Even so, if you thought the comparative silence in our cities – the empty skies and politer neighbourhoods – might have permeated the cultures of Washington and Westminster, then those hopes are beginning to be dashed.
Unsurprisingly, America’s especially divided politics was the first to return to its usual tone of unhappy antagonism: Donald Trump has already launched an esoteric buzzword Obamagate, dubbed amusingly a ‘hashtag in search of a scandal’. The question of whether to wear a face mask has also been politicised by the commander-in-chief. Another election looms where the Republican-Democrat vote share shall be somewhere around 50-50, and the presidency handed to the person who can most effectively navigate a few key battleground districts.
In other words, it shall be another short-term popularity contest, where the ruled over are cynical about the people who do the governing. I’m sure there are reasons for this: we do not always admire those who seek to lead us. Perhaps we remember Gore Vidal’s dictum that ‘any American who is prepared to run for president should automatically, by definition, be disqualified from ever doing so.’
But in Westminster, if you look at the good work done by people who in some cases don’t make the Cabinet – and in other cases don’t really want to – one begins to wonder whether the fault might lie not with the ruling classes, but instead with us. Perhaps indeed our politics is another example of the pervasive failure of compassion, which I outlined in this publication a few weeks ago.
One worrying recent development involved the new MP for Stroud Siobhan Baillie. On 23rd April, Baillie posted a photo on her Instagram account of herself in a maternity ward announcing the safe arrival of her baby daughter with a message: ‘She is healthy, happy & appropriately demanding.’
The constituents of Stroud seem to have had a mixed reaction to this news, and even more so when it emerged that Baillie would be seeking one month’s maternity leave. This has led to her receiving abusive messages of a kind which make the head spin.

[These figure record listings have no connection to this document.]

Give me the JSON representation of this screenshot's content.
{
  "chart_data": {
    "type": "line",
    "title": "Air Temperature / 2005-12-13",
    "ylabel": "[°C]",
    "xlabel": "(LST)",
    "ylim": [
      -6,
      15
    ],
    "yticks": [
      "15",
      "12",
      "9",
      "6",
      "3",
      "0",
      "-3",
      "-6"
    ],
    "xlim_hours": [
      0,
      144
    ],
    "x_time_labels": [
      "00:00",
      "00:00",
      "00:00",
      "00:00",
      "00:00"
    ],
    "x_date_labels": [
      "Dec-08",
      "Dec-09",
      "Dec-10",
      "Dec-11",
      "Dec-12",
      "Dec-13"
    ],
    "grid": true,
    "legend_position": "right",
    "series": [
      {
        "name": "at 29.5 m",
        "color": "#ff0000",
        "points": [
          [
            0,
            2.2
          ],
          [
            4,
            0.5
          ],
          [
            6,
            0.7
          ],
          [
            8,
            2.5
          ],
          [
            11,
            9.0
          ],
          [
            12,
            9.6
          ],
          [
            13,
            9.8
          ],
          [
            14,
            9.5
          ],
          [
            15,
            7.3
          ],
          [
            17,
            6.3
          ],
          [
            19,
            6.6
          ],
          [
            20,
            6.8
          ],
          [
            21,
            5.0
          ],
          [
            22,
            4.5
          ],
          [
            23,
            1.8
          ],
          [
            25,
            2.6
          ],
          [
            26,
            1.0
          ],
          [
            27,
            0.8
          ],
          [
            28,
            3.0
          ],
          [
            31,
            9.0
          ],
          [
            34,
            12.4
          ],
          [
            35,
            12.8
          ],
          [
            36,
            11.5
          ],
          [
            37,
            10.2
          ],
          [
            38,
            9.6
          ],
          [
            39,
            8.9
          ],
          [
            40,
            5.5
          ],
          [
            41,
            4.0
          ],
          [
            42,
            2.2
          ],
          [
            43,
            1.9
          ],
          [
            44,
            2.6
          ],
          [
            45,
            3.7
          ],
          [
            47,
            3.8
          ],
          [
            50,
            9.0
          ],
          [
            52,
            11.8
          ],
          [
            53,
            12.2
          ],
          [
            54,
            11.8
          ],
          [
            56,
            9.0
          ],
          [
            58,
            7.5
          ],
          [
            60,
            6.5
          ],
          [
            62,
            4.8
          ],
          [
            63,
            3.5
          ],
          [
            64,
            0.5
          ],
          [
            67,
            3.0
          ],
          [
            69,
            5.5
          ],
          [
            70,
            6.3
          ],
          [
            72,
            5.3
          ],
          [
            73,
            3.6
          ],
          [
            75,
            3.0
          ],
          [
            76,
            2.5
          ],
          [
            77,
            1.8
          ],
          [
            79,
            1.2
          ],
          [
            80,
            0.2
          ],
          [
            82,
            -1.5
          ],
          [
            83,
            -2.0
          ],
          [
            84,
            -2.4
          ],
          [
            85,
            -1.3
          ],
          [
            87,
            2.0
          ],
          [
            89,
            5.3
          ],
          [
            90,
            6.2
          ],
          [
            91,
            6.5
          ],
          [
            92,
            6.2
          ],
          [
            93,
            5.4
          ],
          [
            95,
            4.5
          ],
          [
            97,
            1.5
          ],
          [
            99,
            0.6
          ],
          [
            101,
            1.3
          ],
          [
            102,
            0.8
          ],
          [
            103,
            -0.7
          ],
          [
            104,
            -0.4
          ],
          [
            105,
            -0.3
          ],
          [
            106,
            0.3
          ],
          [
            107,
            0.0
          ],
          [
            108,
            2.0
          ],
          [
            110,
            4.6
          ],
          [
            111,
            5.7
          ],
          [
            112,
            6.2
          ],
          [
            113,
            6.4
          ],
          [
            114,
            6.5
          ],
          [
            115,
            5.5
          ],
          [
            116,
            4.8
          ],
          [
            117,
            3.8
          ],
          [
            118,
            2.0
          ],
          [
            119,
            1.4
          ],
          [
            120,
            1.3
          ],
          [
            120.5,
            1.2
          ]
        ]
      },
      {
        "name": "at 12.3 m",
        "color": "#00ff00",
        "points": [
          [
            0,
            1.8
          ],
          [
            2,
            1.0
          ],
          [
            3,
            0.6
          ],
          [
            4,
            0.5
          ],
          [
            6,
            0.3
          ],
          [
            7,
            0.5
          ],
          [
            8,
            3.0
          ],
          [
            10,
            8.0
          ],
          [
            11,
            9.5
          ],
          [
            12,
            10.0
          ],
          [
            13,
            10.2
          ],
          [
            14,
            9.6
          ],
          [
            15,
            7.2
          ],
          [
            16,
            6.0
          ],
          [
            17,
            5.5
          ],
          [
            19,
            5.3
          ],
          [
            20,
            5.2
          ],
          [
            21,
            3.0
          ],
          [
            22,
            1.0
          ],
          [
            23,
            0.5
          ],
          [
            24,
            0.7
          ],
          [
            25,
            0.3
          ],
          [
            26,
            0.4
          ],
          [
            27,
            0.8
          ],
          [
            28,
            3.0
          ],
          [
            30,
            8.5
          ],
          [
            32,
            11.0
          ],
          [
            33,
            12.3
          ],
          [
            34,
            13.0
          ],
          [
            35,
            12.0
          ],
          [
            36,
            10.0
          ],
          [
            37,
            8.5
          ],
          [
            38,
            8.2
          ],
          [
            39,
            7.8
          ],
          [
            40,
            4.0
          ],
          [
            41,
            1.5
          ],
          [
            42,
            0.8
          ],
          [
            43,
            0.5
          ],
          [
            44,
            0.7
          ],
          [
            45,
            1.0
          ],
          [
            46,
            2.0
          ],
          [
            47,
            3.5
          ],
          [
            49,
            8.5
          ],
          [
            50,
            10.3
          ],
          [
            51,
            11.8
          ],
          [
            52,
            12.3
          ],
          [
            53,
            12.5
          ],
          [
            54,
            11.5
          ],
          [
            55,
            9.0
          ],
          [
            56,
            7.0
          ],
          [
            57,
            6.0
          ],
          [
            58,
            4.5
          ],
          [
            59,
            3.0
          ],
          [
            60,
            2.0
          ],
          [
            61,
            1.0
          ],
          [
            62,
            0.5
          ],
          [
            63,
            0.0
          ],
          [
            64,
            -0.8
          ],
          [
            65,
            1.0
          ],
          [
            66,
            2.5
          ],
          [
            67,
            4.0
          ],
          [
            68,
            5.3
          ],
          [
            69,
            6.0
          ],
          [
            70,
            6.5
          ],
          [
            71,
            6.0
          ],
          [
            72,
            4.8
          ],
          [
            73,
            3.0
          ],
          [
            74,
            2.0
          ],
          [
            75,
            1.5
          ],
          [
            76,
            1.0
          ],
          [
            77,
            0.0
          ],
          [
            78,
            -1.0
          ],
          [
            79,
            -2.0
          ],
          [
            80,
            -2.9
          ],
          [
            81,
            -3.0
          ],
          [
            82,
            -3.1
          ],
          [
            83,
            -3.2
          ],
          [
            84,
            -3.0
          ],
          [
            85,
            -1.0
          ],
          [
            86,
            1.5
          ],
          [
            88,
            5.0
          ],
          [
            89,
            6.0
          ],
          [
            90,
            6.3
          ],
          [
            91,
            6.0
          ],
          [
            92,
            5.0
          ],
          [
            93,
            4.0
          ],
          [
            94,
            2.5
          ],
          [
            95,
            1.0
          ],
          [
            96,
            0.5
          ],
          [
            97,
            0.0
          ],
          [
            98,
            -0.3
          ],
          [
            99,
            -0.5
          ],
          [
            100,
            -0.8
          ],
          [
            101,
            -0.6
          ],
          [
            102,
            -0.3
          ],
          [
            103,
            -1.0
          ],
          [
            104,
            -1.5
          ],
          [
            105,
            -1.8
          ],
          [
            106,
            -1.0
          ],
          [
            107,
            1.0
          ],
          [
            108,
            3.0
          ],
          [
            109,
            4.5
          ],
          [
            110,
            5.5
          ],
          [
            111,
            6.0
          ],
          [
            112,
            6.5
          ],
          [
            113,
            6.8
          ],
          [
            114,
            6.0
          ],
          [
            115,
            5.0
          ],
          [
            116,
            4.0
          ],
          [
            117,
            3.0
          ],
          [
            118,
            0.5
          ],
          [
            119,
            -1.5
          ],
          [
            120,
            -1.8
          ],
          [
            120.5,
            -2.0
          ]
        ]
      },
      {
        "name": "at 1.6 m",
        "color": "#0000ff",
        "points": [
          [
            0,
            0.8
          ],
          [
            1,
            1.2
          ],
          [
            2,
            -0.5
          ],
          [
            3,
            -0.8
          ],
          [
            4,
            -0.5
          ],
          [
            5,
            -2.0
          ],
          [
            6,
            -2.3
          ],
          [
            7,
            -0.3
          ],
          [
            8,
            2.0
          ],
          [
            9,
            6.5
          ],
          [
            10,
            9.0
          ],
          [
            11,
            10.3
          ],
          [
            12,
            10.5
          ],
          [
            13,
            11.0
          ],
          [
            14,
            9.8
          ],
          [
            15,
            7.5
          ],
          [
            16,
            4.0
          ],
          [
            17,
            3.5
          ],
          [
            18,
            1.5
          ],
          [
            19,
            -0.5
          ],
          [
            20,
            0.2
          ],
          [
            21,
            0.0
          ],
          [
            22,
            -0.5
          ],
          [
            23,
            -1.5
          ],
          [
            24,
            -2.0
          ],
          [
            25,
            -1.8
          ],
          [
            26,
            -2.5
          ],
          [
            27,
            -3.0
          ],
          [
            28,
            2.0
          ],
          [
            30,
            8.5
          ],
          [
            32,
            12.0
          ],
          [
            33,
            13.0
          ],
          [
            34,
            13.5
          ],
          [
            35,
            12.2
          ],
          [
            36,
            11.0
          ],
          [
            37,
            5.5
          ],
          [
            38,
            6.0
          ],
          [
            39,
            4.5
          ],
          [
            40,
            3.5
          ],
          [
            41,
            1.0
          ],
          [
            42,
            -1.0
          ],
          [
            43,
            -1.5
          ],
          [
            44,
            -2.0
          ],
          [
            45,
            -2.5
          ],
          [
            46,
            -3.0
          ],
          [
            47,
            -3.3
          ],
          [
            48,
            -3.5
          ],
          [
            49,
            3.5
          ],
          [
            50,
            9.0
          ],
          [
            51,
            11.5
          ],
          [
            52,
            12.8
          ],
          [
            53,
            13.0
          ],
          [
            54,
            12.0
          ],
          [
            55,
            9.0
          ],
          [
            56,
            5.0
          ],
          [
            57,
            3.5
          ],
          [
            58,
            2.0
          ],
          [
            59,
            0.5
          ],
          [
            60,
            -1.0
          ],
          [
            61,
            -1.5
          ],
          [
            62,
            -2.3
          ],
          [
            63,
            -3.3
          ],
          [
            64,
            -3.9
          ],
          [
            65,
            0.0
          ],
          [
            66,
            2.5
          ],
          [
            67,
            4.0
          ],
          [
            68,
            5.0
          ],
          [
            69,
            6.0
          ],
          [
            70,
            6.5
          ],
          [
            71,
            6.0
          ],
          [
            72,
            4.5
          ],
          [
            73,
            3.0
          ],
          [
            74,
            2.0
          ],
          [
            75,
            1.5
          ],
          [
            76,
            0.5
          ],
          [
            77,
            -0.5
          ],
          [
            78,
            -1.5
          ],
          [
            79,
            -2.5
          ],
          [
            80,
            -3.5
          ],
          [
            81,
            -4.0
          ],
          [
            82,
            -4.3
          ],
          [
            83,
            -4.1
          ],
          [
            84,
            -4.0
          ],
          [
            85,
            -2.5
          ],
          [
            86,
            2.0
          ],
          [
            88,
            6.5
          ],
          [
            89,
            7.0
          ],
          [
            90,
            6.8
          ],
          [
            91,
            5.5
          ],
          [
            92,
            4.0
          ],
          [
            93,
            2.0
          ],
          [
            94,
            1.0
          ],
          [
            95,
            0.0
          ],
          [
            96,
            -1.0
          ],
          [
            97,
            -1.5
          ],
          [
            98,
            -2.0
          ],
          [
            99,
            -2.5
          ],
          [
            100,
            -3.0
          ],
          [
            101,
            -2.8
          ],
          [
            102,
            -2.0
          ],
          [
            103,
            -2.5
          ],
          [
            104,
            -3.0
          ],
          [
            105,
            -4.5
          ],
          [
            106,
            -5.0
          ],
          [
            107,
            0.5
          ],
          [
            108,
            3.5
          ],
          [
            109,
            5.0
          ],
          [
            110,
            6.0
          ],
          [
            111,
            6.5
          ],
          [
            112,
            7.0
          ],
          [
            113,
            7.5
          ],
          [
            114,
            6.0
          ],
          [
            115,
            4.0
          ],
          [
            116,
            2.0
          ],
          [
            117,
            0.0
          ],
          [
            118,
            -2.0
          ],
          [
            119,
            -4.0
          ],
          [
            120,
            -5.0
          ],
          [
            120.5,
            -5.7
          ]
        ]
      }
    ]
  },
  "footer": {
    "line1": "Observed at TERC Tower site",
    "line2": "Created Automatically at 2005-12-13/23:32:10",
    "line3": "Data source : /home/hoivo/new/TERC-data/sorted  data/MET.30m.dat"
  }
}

Baillie’s case highlights a decline in respect for the notion of service. Indeed, in the age of Bolsanaro to Trump, there is now an invidious idea that all who end up in power are there with the specific intention not of serving us, but of lording it over us. This is certainly not the case with Baillie, and I could name off the top of my head scores of parliamentarians of whom it also isn’t true. On all sides of the House, most go into politics not in the hope of having a shot at No. 10, but with the ambition to do good.
I also suspect that Twitter, Facebook and Instagram combines to make us think we know public figures better than we do; and in almost knowing them, we feel have carte blanche to abuse them. The issue was raised by the activist Gina Miller’s recent confrontation with one of her online trolls. What emerged from that encounter was both Miller’s dignity, and the troll’s embarrassment. Our anger towards public figures would, in fact, very rarely survive prolonged exposure to the actual person: our rage is within.
If it is true that our problems stem from something so simple as not knowing one another then how do we bridge this gap in understanding? Social mobility must be one part of the answer, and Dr Lee Eliot is doing some important work in this area. It is hard not to feel that a more fluid society would also be a less resentful one.
But it’s also something which we all need to do our bit on. This is why I have launched a new magazine Finito World aimed at creating a dialogue between ambitious young people – the leaders of tomorrow – and the leaders of today. Whenever I have seen a room full of young people with a business leader or even a Prime Minister – the encounter never went as anyone was expecting. Why not have a print version of such encounters?
So let’s remember that, in these interesting times, our preconceptions are often misconceptions. We don’t know people as well as we think we do. Now’s the time to do better – and banish the hatred.